The film though, on the brink of being a Sundance-style indie (think Precious-level of catastrophes befalling a character) carefully skids left and right in unexpected bursts of situational humor which leaven what could otherwise have been a dour tale of a middle-aged woman come undone. Huppert displays great comic timing on many occasions (though it should come as a surprise to nobody; what is this woman not capable of), notably in a scene where she makes her ex-husband leave her house on Christmas Eve even after he repeatedly confesses to being all alone for the holidays.
While Nathalie’s interactions with her husband and hypochondriac mother (Edith Scob, in a thankless role) find occasions for prickly humor, the most fascinating interaction is her atypical relationship with ex-student Fabien (Roman Kolinka). There is an understated sexual tension between the two that Hansen-Løve wisely never fans (avoiding the ultimate independent film cliché – middle-aged woman hooks up with hot young paramour and finds liberation).

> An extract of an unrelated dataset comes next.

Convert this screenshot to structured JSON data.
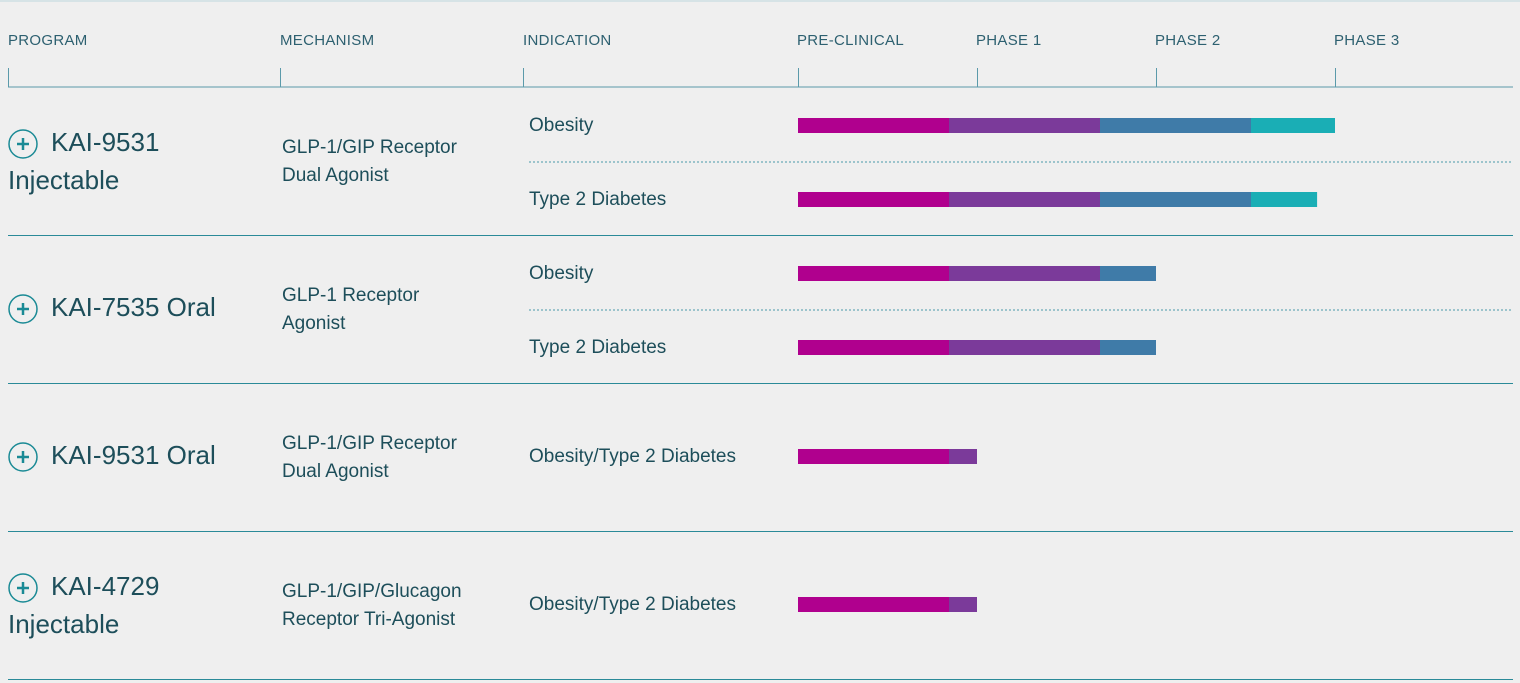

It remains deeply buried between the two, expressed sometimes in revealing cutaways and continued philosophical exchanges and sparring.

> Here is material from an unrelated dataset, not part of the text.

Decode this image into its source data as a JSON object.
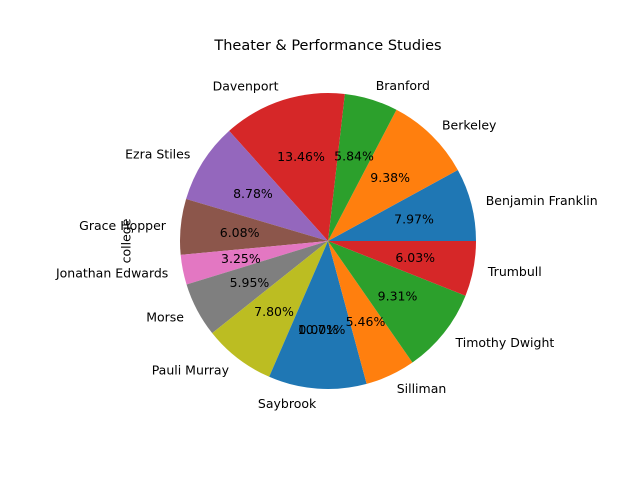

This is a film which can be easily mistaken as ‘intellectual’ or a ‘film of ideas’ just because the primary characters are philosophers. But that would be akin to calling a film about poets ‘poetic’, just because. There isn’t anything intellectually daring about the film, presenting as it does a not-unusual series of circumstances for a middle-aged woman film character and especially a not-unusual exploration of them.
What seems most at odds with other films of this ilk is the almost complete absence of anything approaching the ‘cinematic eye’, so to say. The images and mise en scène are strictly functional and unadorned, the film primarily relying on its script and Isabelle Huppert’s excellent star turn to generate interest. Seeing a movie like this, completely shorn of evocative shots, one wonders how often one mistakes striking images for profundity, and their absence somehow makes you yearn for them and despise them at the same time.